When Bubastis, a center for the worship of Bast, assumed leadership of the country is the early first millennium BCE, the cat gained new prominence. Prior to this time, cats appear to have been pets of the elite. As the symbol of a national protectress, however, the cat as a pet became extremely popular across all classes.

By the Hellenistic period (c. 332–200 BCE), cats had become big business. Priests raised them by the thousands in and around temple precincts, to be used as votive offerings by pilgrims. Herodotus (2.65–68) described at length the affection of the Egyptian populace for their pet cats and the sacred burial grounds that received their mummified remains. Archaeologists have discovered enormous numbers of cats in cemeteries at Abydos, Giza, Bubastis, and Saqqara, to name a few examples.

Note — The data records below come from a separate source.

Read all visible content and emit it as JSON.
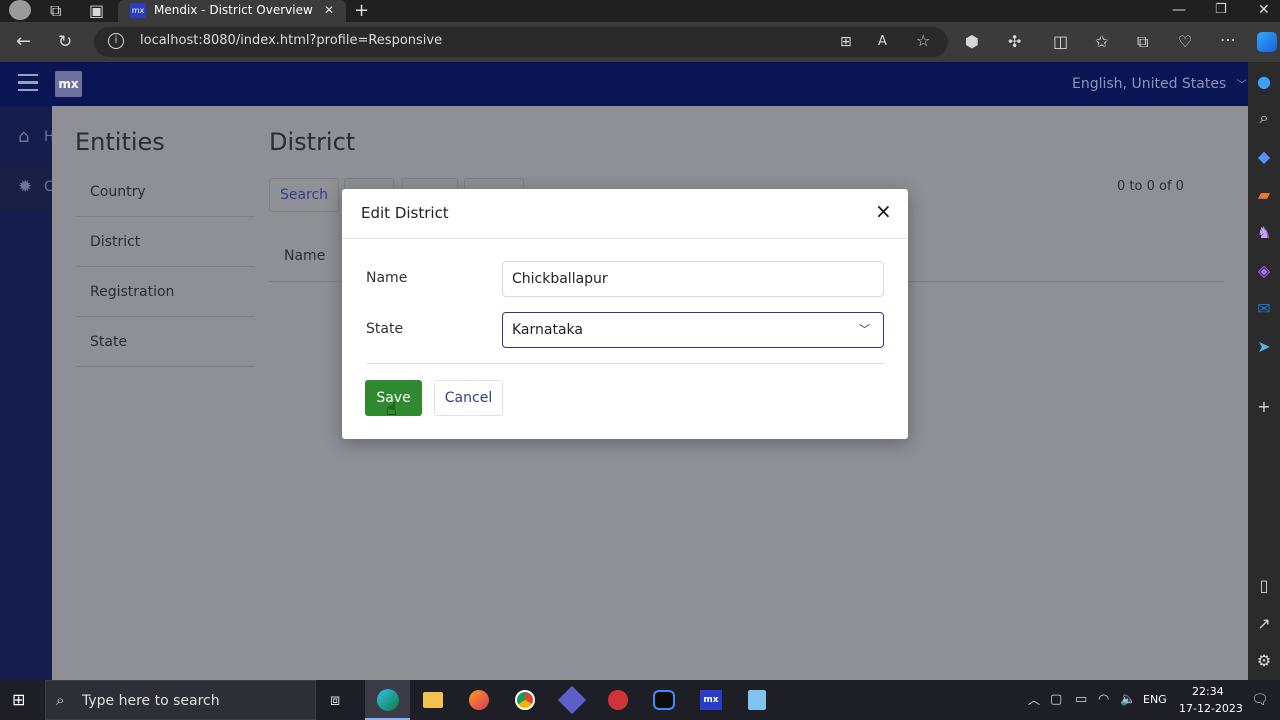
{
  "browser": {
    "tab_title": "Mendix - District Overview",
    "tab_close": "✕",
    "new_tab": "+",
    "url": "localhost:8080/index.html?profile=Responsive"
  },
  "app": {
    "logo": "mx",
    "language": "English, United States",
    "sidenav_items": [
      {
        "label": "H",
        "icon": "home-icon"
      },
      {
        "label": "C",
        "icon": "gear-icon"
      }
    ],
    "entities_title": "Entities",
    "entities": [
      "Country",
      "District",
      "Registration",
      "State"
    ],
    "page_title": "District",
    "search_button": "Search",
    "paging": "0 to 0 of 0",
    "column_name": "Name"
  },
  "modal": {
    "title": "Edit District",
    "close": "×",
    "name_label": "Name",
    "name_value": "Chickballapur",
    "state_label": "State",
    "state_value": "Karnataka",
    "save_label": "Save",
    "cancel_label": "Cancel"
  },
  "taskbar": {
    "search_placeholder": "Type here to search",
    "lang": "ENG",
    "time": "22:34",
    "date": "17-12-2023"
  }
}
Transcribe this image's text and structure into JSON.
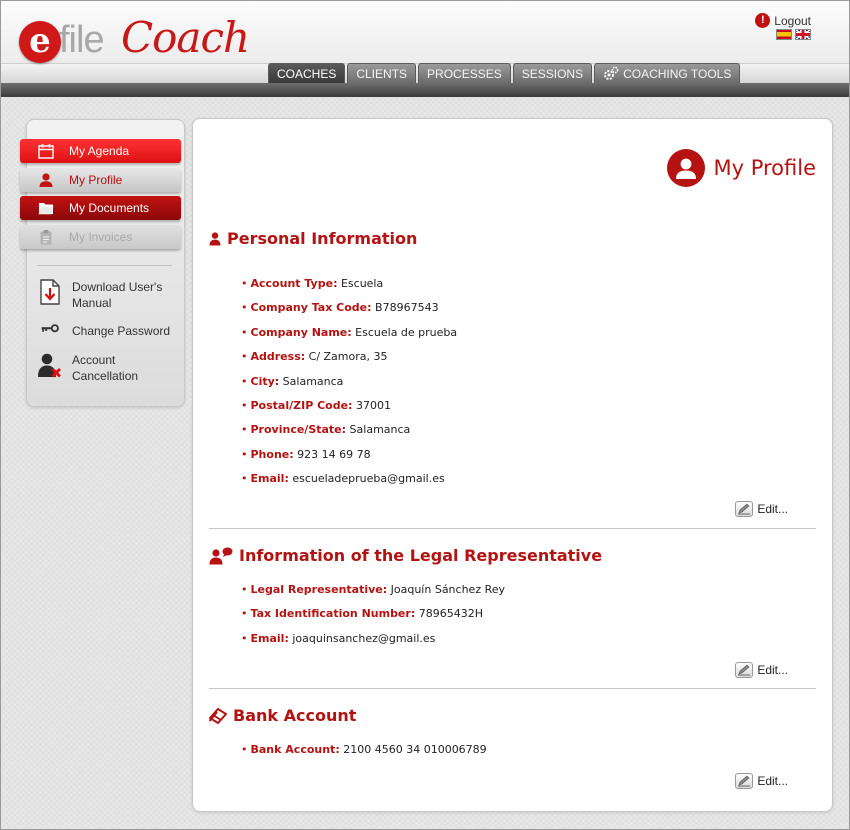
{
  "header": {
    "logo": {
      "e": "e",
      "file": "file",
      "coach": "Coach"
    },
    "logout_label": "Logout",
    "languages": [
      "es",
      "en"
    ],
    "nav": [
      {
        "label": "COACHES",
        "active": true
      },
      {
        "label": "CLIENTS",
        "active": false
      },
      {
        "label": "PROCESSES",
        "active": false
      },
      {
        "label": "SESSIONS",
        "active": false
      },
      {
        "label": "COACHING TOOLS",
        "active": false,
        "icon": "gear-icon"
      }
    ]
  },
  "sidebar": {
    "menu": [
      {
        "label": "My Agenda",
        "icon": "calendar-icon",
        "state": "normal"
      },
      {
        "label": "My Profile",
        "icon": "user-icon",
        "state": "selected"
      },
      {
        "label": "My Documents",
        "icon": "folder-icon",
        "state": "normal"
      },
      {
        "label": "My Invoices",
        "icon": "clipboard-icon",
        "state": "disabled"
      }
    ],
    "links": [
      {
        "label": "Download User's Manual",
        "icon": "pdf-download-icon"
      },
      {
        "label": "Change Password",
        "icon": "key-icon"
      },
      {
        "label": "Account Cancellation",
        "icon": "user-delete-icon"
      }
    ]
  },
  "main": {
    "page_title": "My Profile",
    "edit_label": "Edit...",
    "personal": {
      "title": "Personal Information",
      "fields": [
        {
          "key": "Account Type:",
          "value": "Escuela"
        },
        {
          "key": "Company Tax Code:",
          "value": "B78967543"
        },
        {
          "key": "Company Name:",
          "value": "Escuela de prueba"
        },
        {
          "key": "Address:",
          "value": "C/ Zamora, 35"
        },
        {
          "key": "City:",
          "value": "Salamanca"
        },
        {
          "key": "Postal/ZIP Code:",
          "value": "37001"
        },
        {
          "key": "Province/State:",
          "value": "Salamanca"
        },
        {
          "key": "Phone:",
          "value": "923 14 69 78"
        },
        {
          "key": "Email:",
          "value": "escueladeprueba@gmail.es"
        }
      ]
    },
    "legal": {
      "title": "Information of the Legal Representative",
      "fields": [
        {
          "key": "Legal Representative:",
          "value": "Joaquín Sánchez Rey"
        },
        {
          "key": "Tax Identification Number:",
          "value": "78965432H"
        },
        {
          "key": "Email:",
          "value": "joaquinsanchez@gmail.es"
        }
      ]
    },
    "bank": {
      "title": "Bank Account",
      "fields": [
        {
          "key": "Bank Account:",
          "value": "2100 4560 34 010006789"
        }
      ]
    }
  },
  "colors": {
    "brand_red": "#b51212",
    "menu_red": "#ee2222",
    "menu_dark_red": "#a80c0c"
  }
}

Nowhere in the ancient world were cats as beloved or important to religion as in Egypt. Indeed, their religious role may have hindered their export, as it greatly overshadowed the utilitarian role they played in vermin control. Except for Egypt, the domestic cat is not mentioned in the region's ancient texts, and there is no evidence for it beyond Egypt's borders until the first millennium BCE. Its popularity appears to have spread rather slowly, reaching Crete in the ninth century, mainland Greece during the sixth century, and China only in the second century BCE.

In neighboring Syria-Palestine, there is little early evidence for the domestic cat. An ivory statuette from Lachish, dated to about 1700 BCE, may be of a wild or domestic cat. Osteological evidence for cats of all forms is sparse. Several bones of a small wild cat (probably the sand cat, F. margarita) were found in Middle Bronze II levels (c. 1900–1600 BCE) at Tell Jemmeh in Israel's northern Negev desert. Cut marks consistent with skinning reveal that the animals were hunted for their pelts. A small number of bones referred to F. chaus has been recovered at the coastal site of Ashkelon in Israel from various periods, some with cut marks. Not until the Persian period (c. 538/39–332 BCE) do several bones of domestic cat appear. In the ensuing Hellenistic period the numbers began to rise, and about one hundred specimens of domestic cat have been identified to date from Hellenistic to Islamic deposits at Ashkelon. Domestic cat bones, and the occasional skeleton, have been reported from historic-period sites throughout the ancient Near East. The numbers are always small, however, perhaps an indication that dogs, whose bones are much more common, were preferred as pets.

Bibliography

  • Armitage, P. L., and Juliet Clutton-Brock. “A Radiological and Histological Investigation into the Mummification of Cats from Ancient Egypt.” Journal of Archaeological Science 8 (1981): 185–196. Important modern evaluation of domestic cat mummies from nineteenth- and early twentieth-century excavations.
  • Baldwin, James A. “Notes and Speculations on the Domestication of the Cat in Egypt.” Anthropos 70 (1975): 428–448. A useful survey of the relevant evidence and offers a cogent, if not always demonstrable, timetable of cat domestication.
  • Bradshaw, John W. S. The Behaviour of the Domestic Cat. Wallingford, 1992.
  • Malek, Jaromir. The Cat in Ancient Egypt. London, 1993. A handsome book with a comprehensive study of cats, domestic and wild.
  • Morrison-Scott, T. C. S. “The Mummified Cats of Ancient Egypt.” Proceedings of the Zoological Society of London 121 (1952): 861–867. Comprehensive discussion of cat mummies, although some of the conclusions have been superseded by later findings.
  • Randi, Ettore, and Bernardino Ragni. “Genetic Variability and Biochemical Systematics of Domestic and Wild Cat Populations (Felis silvestris: Felidae).” Journal of Mammology 72.1 (1991): 79–88. The most up-to-date genetic study of wild and domestic cats.
  • Robinson, R. “Cat.” In Evolution of Domestic Animals, edited by Ian L. Mason, pp. 217–225. London, 1984.